Ognuno di essi ha una propria legittimazione ad esperire qualsiasi azione, non solo le azioni di carattere reale o con effetti reali, volte alla tutela della proprietà o del godimento dell'immobile, ma anche le impugnazioni delle deliberazioni condominiali che si assumono pregiudizievoli alla sicurezza o al decoro del fabbricato o all'uso delle parti comuni, senza che sia indispensabile la partecipazione al giudizio dell'altro coniuge, non vertendosi in una ipotesi di litisconsorzio necessario (arg. da Cass. Sez. 2, 26/07/2013, n. 18123; Cass. Sez. 2, 27/02/2009, n. 4856; Cass. Sez. 2, 30/10/2007, n. 22891; Cass. Sez. 2, 09/01/2006, n. 75).

Sostituzione di una delibera impugnata con un'altra: quali effetti?

Quanto da ultimo riportato è stato evidenziato di recente dalla decisione del Supremo Collegio del 8 luglio 2021, n. 19435.

In ragione del fatto che ciascuno dei comproprietari pro indiviso della unità immobiliare ha autonoma legittimazione ad impugnare le deliberazioni dell'assemblea condominiale, non vale in alcun modo il dissenso manifestato dall'altro comunista: questo non preclude il diritto di azione individuale né vale che il comproprietario abbia dapprima aderito all'impugnazione e poi abbia rinunziato all'azione.

Impugnazione per mancata convocazione

Anche qui può essere motivo di impugnazione dell'assemblea il fatto che sia mancata la convocazione di un comproprietario: da esso deriva l'annullabilità della delibera condominiale, che deve essere impugnata nel termine di decadenza di trenta giorni previsto dall'art. 1137, 3° comma, c.c. decorrente per i condomini assenti dalla comunicazione e per i condomini dissenzienti dalla sua approvazione. In assenza di impugnazione la delibera si cristallizza. (Cass. SS.UU. n. 4806/05).

Questo principio è stato affermato di recente dalla Corte di appello di Catania con la decisione del 23 aprile 2019, n. 924: la mancata convocazione da parte del coniuge in comunione legale è motivo di annullabilità della delibera votata dall'assemblea.

Comunione pro diviso e pro indiviso

Questo vizio non è sanabile neanche se il coniuge comproprietario che è stato regolarmente convocato prende parte all'assemblea. Infatti, affinché la sua presenza alla riunione possa valere anche per l'altro consorte, è necessario che questi gli abbia attribuito la delega scritta (App. Catania, 23 aprile 2019, n. 294).

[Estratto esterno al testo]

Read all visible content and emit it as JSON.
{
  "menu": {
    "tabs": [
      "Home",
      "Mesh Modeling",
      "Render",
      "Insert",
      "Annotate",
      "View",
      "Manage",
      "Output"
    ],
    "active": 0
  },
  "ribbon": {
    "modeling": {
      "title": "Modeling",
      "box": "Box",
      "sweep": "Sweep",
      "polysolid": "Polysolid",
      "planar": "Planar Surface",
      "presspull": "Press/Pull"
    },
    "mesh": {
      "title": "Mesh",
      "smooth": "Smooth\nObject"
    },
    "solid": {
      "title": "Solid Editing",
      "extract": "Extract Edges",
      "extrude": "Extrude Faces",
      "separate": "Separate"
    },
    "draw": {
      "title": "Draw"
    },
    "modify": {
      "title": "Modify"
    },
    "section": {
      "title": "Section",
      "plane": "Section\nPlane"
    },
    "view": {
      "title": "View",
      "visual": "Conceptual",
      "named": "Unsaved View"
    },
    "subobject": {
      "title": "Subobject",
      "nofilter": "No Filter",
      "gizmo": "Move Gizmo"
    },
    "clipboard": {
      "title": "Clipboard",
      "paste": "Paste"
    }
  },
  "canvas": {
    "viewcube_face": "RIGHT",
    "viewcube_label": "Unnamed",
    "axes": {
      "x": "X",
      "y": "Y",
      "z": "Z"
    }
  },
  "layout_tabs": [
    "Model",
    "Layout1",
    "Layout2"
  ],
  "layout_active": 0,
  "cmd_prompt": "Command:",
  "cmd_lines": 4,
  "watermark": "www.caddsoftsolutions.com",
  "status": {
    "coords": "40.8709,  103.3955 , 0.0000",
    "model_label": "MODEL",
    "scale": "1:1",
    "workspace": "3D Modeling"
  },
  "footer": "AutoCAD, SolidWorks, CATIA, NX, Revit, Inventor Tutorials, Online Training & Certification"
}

Trova applicazione in principio sancito dall'art. 1441 c.c., secondo cui l'annullamento può essere domandato solo dalla parte nel cui interesse esso è stabilito dalla legge e, di conseguenza, il condòmino convocato non è legittimato ad impugnare la delibera per l'omessa convocazione di altri condòmini, compreso il consorte con cui ha l'immobile in comunione legale (Cass. n. 8520/2017).

Non rilevano in contrario - nel senso, cioè, di precludere l'effettiva configurabilità del detto motivo di annullabilità della deliberazione assembleare - né l'effettuazione dell'avviso di convocazione nei confronti del coniuge convivente e la sua concreta ricezione da parte del primo.

Si ricorda che ai sensi degli artt. 1136, comma sesto, c.c. e 66, comma terzo, prima parte, disp. att. c.c., l'assemblea non può deliberare, se non consta che tutti gli aventi diritto sono stati regolarmente convocati.

L'avvenuta partecipazione del marito all'assemblea condominiale non vale a sanare la situazione, non essendo provvisto della delega scritta, al riguardo necessaria ex art. 67, comma primo, disp. att. c.c.

Garante Privacy: cenni

Il Garante della privacy, con il provvedimento del 18 maggio 2006, ha evidenziato che possono presenziare in assemblea anche soggetti non condomini per trattare argomenti posti all'ordine del giorno per cui i partecipanti ne ritengano necessaria la presenza, sempreché vi sia l'assenso dei condomini presenti.

In queste circostanze, il terzo può partecipare alla discussione, alla luce dell'accettazione della sua presenza.

Da ciò consegue che la condomina proprietaria può quindi farsi accompagnare dal marito se l'assemblea è d'accordo.